13.3 Without prejudice to any other remedies iSupply may have, if at any time the Client is in breach of any obligation (including those relating to payment), iSupply may suspend or terminate the supply of Goods and/or Services to the Client and any of its other obligations under the terms and conditions. ISupply will not be liable to the Client for any loss or damage the Client suffers because iSupply exercised its rights under this clause.
13.4 If any account remains overdue after thirty (30) days then an amount of the greater of €20.00 or 10.00% of the amount overdue (up to a maximum of €200) shall be levied for administration fees which sum shall become immediately due and payable.

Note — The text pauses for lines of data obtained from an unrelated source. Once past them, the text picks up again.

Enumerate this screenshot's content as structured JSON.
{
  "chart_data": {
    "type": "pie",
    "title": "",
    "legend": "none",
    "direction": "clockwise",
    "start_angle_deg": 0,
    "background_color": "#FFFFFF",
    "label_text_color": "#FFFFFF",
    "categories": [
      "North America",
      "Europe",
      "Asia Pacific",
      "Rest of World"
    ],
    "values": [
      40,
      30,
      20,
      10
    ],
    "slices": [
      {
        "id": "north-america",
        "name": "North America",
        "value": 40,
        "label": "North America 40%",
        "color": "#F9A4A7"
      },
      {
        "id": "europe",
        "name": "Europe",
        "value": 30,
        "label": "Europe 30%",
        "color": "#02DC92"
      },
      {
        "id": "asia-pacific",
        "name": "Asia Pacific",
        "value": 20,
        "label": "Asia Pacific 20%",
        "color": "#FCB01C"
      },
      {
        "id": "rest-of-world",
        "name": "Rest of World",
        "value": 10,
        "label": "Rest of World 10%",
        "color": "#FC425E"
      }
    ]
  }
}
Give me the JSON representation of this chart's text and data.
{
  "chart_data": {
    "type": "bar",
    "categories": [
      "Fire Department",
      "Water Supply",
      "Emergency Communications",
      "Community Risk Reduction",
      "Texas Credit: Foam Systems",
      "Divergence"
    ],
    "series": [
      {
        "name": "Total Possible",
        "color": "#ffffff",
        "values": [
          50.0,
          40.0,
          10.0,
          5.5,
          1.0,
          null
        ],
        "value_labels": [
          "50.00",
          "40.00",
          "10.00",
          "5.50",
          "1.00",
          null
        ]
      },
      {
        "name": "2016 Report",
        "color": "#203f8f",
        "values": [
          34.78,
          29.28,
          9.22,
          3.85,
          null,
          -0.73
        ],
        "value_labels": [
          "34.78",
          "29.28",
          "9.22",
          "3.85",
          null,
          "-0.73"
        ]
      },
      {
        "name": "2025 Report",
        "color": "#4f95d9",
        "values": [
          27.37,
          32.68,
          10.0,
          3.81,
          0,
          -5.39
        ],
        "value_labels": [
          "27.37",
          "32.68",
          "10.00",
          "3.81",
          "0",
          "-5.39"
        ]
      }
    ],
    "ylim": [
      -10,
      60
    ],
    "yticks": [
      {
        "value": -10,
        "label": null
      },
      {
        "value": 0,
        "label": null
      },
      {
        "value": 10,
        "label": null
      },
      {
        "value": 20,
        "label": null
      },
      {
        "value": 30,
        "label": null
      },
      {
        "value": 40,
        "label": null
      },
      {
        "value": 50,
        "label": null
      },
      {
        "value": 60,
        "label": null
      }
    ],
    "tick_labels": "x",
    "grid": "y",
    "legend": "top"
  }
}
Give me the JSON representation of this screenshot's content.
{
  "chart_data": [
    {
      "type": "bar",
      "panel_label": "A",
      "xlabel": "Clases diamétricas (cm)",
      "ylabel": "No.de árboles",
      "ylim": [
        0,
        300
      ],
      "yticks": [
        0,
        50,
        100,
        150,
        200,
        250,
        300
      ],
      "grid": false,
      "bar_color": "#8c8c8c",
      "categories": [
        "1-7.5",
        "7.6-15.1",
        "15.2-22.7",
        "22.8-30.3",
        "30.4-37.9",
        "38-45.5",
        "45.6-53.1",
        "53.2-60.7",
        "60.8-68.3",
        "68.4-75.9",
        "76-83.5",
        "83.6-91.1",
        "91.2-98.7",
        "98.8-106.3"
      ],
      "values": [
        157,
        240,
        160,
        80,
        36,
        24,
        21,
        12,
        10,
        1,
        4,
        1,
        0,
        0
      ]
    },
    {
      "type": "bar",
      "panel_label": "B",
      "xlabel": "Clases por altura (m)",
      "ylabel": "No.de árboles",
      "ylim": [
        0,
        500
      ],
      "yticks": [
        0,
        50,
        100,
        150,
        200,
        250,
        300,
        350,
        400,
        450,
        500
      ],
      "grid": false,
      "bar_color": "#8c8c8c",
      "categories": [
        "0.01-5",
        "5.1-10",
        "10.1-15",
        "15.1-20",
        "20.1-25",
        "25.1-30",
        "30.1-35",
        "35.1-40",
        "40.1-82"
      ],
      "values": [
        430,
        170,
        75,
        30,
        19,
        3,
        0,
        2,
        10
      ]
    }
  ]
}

13.5 Without prejudice to iSupply’s other remedies at law iSupply shall be entitled to cancel all or any part of any order of the Client which remains unperformed in addition to and without prejudice to any other remedies and all amounts owing to iSupply shall, whether or not due for payment, become immediately payable in the event that:
a) any money payable to iSupply becomes overdue, or in iSupply’s opinion the Client will be unable to meet its payments as they fall due; or
b) the Client becomes insolvent, convenes a meeting with its creditors or proposes or enters into an arrangement with creditors, or makes an assignment for the benefit of its creditors; or
c) a receiver, manager, liquidator (provisional or otherwise) or similar person is appointed in respect of the Client or any asset of the Client.
14. Security and Charge
14.1 Despite anything to the contrary contained herein or any other rights which iSupply may have howsoever:
a) where the Client and/or the Guarantor (if any) is the owner of land, realty or any other asset capable of being charged, both the Client and/or the Guarantor agree to mortgage and/or charge all of their joint and/or several interest in the said land, realty or any other asset to iSupply or iSupply’s nominee to secure all amounts and other monetary obligations payable under the terms and conditions. The Client and/or the Guarantor acknowledge and agree that iSupply (or iSupply’s nominee) shall be entitled to lodge where appropriate a caveat, which caveat shall be released once all payments and other monetary obligations payable hereunder have been met.
b) should iSupply elect to proceed in any manner in accordance with this clause and/or its sub-clauses, the Client and/or Guarantor shall indemnify iSupply from and against all iSupply’s costs and disbursements including legal costs on a solicitor and own client basis.